The Hiker, named after a term soldiers of the period used to describe themselves, stands atop a boulder from the nearby Great Smoky Mountains National Park and was erected in 1940 to memorialize the fallen soldiers, sailors, and marines who served in Cuba, Porto Rico, China, and the Philippines from 1898 to 1902.
Theo Alice Ruggles Kitson, a reputable sculptor of war memorial statues, modeled The Hiker after Leonard Sefing, Jr., a Spanish-American War veteran, whose photo was chosen from many entries submitted in a national contest. Kitson originally intended the statue to commemorate American soldiers who fought not only in the Spanish-American War but also in the Boxer Rebellion and the Philippine-American War.

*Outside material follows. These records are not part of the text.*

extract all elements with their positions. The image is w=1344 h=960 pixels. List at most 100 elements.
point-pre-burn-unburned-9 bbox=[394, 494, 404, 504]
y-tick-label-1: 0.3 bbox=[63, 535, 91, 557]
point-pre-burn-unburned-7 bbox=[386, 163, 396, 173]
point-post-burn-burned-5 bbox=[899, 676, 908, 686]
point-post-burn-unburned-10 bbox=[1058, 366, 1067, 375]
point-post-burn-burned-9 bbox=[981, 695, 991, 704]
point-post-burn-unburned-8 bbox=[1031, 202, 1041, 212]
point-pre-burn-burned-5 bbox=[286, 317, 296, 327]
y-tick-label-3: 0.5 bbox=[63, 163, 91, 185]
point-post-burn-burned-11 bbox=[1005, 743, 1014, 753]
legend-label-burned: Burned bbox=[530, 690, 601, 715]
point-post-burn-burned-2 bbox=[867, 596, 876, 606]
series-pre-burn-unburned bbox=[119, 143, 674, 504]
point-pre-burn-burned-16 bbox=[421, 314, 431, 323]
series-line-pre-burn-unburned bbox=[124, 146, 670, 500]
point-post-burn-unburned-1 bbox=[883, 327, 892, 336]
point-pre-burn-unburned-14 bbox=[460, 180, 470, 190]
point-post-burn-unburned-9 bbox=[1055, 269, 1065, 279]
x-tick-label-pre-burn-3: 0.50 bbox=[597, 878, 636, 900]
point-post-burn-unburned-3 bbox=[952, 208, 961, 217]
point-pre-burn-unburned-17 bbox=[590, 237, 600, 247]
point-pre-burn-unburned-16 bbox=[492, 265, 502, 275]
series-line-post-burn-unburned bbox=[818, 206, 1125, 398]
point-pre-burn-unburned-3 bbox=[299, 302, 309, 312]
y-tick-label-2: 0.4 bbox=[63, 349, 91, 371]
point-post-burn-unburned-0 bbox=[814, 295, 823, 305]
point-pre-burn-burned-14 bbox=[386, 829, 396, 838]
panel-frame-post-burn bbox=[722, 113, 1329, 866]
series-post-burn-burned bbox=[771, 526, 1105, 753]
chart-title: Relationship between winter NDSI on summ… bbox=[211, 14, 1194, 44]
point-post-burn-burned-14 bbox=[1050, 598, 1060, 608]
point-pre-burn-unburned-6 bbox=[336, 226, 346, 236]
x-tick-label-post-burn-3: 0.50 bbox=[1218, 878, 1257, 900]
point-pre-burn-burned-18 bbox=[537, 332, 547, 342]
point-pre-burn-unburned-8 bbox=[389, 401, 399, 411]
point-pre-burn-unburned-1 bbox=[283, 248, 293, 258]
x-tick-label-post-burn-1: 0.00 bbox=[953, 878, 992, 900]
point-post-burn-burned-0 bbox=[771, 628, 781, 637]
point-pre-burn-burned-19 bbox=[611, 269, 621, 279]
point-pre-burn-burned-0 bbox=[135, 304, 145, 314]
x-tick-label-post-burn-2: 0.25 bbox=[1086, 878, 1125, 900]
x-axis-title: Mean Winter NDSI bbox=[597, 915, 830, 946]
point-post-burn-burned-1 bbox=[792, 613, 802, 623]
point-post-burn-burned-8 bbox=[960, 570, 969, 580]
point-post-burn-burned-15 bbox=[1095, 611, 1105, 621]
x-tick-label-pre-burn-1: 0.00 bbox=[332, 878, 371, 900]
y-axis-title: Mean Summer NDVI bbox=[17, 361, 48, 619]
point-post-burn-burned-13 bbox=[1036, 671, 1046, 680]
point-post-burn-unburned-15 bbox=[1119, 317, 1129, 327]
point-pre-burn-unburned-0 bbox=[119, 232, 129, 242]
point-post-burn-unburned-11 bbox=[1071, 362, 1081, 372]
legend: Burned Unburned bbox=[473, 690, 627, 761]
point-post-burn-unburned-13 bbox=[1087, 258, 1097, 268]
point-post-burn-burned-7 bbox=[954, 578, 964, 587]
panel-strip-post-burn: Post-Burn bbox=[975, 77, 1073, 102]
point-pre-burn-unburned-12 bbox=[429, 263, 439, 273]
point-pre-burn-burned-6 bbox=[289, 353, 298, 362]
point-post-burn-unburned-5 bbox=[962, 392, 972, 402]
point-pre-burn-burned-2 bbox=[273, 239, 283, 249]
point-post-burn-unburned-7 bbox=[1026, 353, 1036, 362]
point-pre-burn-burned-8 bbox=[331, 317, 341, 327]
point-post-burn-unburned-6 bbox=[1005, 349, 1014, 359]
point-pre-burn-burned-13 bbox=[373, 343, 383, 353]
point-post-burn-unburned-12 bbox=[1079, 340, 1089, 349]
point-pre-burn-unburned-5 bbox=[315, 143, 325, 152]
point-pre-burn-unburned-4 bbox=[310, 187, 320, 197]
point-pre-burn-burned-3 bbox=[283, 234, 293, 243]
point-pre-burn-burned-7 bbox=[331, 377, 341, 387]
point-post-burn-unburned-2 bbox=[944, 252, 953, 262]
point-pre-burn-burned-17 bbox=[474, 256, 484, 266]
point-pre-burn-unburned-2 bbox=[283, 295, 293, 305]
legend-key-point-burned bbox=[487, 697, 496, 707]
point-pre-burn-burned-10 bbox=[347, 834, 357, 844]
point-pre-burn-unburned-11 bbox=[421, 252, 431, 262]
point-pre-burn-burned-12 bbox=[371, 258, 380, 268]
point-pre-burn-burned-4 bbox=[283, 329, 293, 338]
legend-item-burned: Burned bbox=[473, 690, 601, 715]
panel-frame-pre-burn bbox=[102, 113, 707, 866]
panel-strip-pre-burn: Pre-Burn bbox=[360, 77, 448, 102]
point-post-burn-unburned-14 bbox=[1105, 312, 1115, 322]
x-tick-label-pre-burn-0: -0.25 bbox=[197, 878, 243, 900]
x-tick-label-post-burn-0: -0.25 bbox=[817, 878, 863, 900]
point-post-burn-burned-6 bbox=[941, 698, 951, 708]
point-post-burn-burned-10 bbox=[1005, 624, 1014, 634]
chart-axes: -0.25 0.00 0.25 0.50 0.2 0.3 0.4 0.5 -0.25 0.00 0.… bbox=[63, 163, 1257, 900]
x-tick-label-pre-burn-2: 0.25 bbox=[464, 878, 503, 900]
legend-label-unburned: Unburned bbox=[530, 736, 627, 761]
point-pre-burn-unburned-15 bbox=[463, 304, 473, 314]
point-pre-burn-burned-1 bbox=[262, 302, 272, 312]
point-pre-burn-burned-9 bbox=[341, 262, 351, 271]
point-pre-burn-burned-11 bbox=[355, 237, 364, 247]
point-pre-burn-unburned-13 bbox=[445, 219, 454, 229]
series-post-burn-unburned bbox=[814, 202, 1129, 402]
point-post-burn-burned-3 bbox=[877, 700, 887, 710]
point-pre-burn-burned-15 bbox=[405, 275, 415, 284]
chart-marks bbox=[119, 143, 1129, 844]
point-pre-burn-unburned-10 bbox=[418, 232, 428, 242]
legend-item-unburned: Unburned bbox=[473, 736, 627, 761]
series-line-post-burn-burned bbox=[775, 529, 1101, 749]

If something about this statue seems familiar there is a good reason for it. At least 50 castings of the statue have been erected in the United States since 1906 when the original was placed at the University of Minnesota to commemorate the 218 students who served in the Spanish-American War. Aside from the Minneapolis and Knoxville, the statue can also be seen gazing across landscapes throughout the nation.